Others are noticing the problem with ChatGPT, a famous generative AI application, being promoted so quickly and forcefully as well. Leaders in technology and AI have also raised alerts about this. In 2021, researchers from Stanford University and the University of Washington demonstrated that it is possible to use GPT-3, another variant of ChatGPT, to extract personal information such as names, phone numbers, and email addresses from text.
Did you know?
A study by Home Security Heroes shows that a new AI password cracker can decipher 71% of common passwords in less than a day.
Exploring ways to defend confidentiality
Generative AI can offer many benefits, but we cannot turn a blind eye to the chance of personal information leaking from training data, making it difficult to secure it. A relational database can limit access to a particular table with personal information, but an AI can be queried in dozens of different ways. Attackers will quickly learn how to ask the right questions to obtain sensitive data. Teaching an AI to protect private data is something we don’t yet understand.

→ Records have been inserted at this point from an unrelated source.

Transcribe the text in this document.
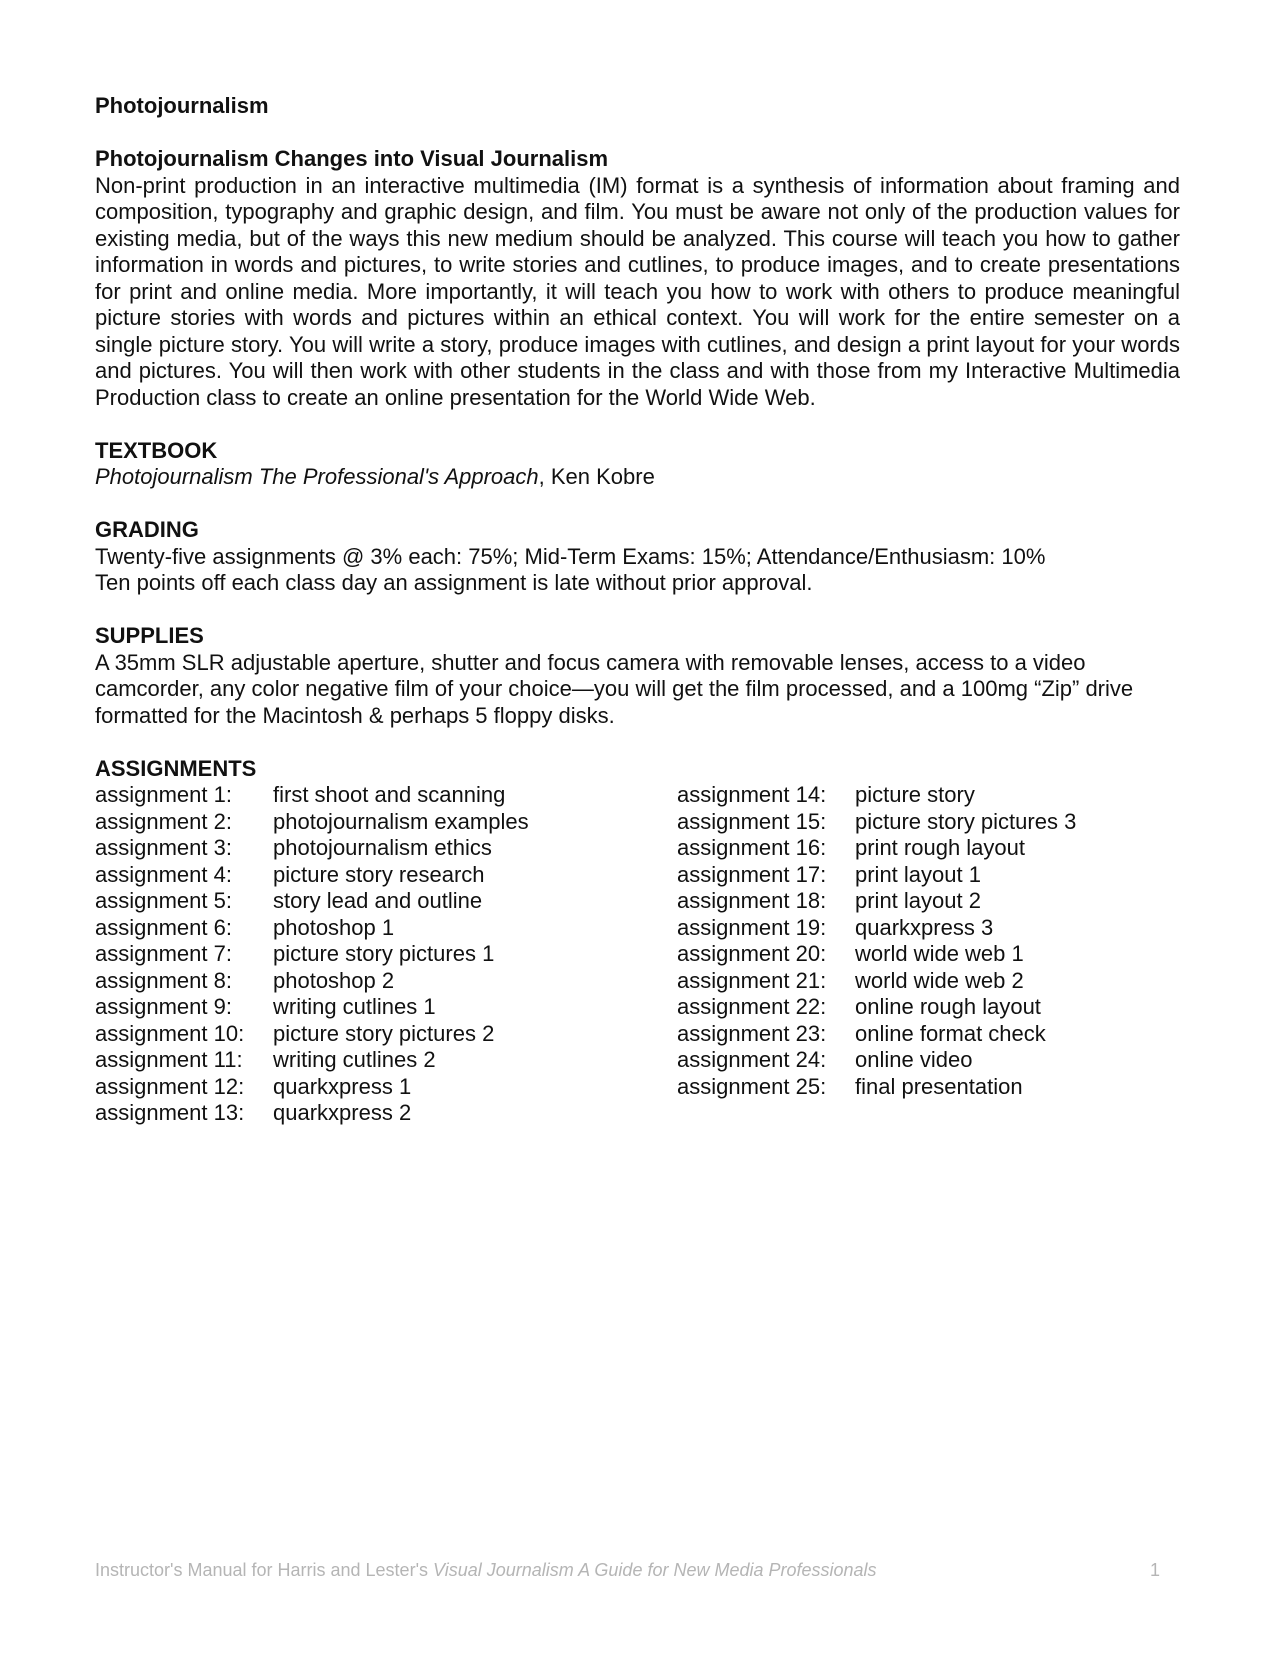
Photojournalism
Photojournalism Changes into Visual Journalism

Non-print production in an interactive multimedia (IM) format is a synthesis of information about framing and composition, typography and graphic design, and film. You must be aware not only of the production values for existing media, but of the ways this new medium should be analyzed. This course will teach you how to gather information in words and pictures, to write stories and cutlines, to produce images, and to create presentations for print and online media. More importantly, it will teach you how to work with others to produce meaningful picture stories with words and pictures within an ethical context. You will work for the entire semester on a single picture story. You will write a story, produce images with cutlines, and design a print layout for your words and pictures. You will then work with other students in the class and with those from my Interactive Multimedia Production class to create an online presentation for the World Wide Web.

TEXTBOOK

Photojournalism The Professional's Approach, Ken Kobre

GRADING

Twenty-five assignments @ 3% each: 75%; Mid-Term Exams: 15%; Attendance/Enthusiasm: 10%

Ten points off each class day an assignment is late without prior approval.

SUPPLIES

A 35mm SLR adjustable aperture, shutter and focus camera with removable lenses, access to a video camcorder, any color negative film of your choice—you will get the film processed, and a 100mg “Zip” drive formatted for the Macintosh & perhaps 5 floppy disks.

ASSIGNMENTS
assignment 1:	first shoot and scanning
assignment 2:	photojournalism examples
assignment 3:	photojournalism ethics
assignment 4:	picture story research
assignment 5:	story lead and outline
assignment 6:	photoshop 1
assignment 7:	picture story pictures 1
assignment 8:	photoshop 2
assignment 9:	writing cutlines 1
assignment 10:	picture story pictures 2
assignment 11:	writing cutlines 2
assignment 12:	quarkxpress 1
assignment 13:	quarkxpress 2
assignment 14:	picture story
assignment 15:	picture story pictures 3
assignment 16:	print rough layout
assignment 17:	print layout 1
assignment 18:	print layout 2
assignment 19:	quarkxpress 3
assignment 20:	world wide web 1
assignment 21:	world wide web 2
assignment 22:	online rough layout
assignment 23:	online format check
assignment 24:	online video
assignment 25:	final presentation
Instructor's Manual for Harris and Lester's Visual Journalism A Guide for New Media Professionals	1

Regulators around the world are increasingly taking steps to protect users’ data from generative AI. Mentioning AI in global legislative proceedings has increased 6.5 times since 2016, from 1 in 2016 to 37 in 2022. Here are some of the steps initiated by them:
Data Protection Laws: Governments are enacting or strengthening data protection laws to ensure that companies are held accountable for the data they collect from users.
Algorithmic Accountability: Regulators are also pushing for greater algorithmic accountability, which means holding companies accountable for the algorithms they use and ensuring that they are transparent and fair.
Privacy-by-Design: Another approach being taken by regulators is to encourage companies to adopt a “privacy-by-design” approach, which means designing products and services with privacy in mind from the outset.
Ethical AI Guidelines: Many organizations, including the European Union, have developed ethical AI guidelines to help companies navigate the complex ethical issues surrounding AI, and ensure that AI is developed and used in an ethical and responsible manner.
Regulatory Bodies: Governments are also creating regulatory bodies specifically dedicated to overseeing AI, such as the European Commission’s High-Level Expert Group on AI, which provides advice and recommendations on AI-related policy and regulatory issues.
Overall, the aim of these measures is to ensure that companies using generative AI are held accountable for the data they collect and use, and that users’ privacy rights are protected. The rush to integrate this technology can result in data breaches, inaccuracies, and abuse, demonstrating the need for caution and responsible management.
The Future of Life Institute has released an open letter requesting that AI laboratories and businesses cease the development of OpenAI systems after ChatGPT-4. Reputable individuals including Steve Wozniak, the co-founder of Apple, and Elon Musk, the co-founder of OpenAI, have agreed that progress should be halted to make sure that people can profit from and enjoy existing systems.
As this article draws to an end, one burning question keeps me up–what will happen when we humans become so dependent on generative AI that we can no longer produce new material for training models?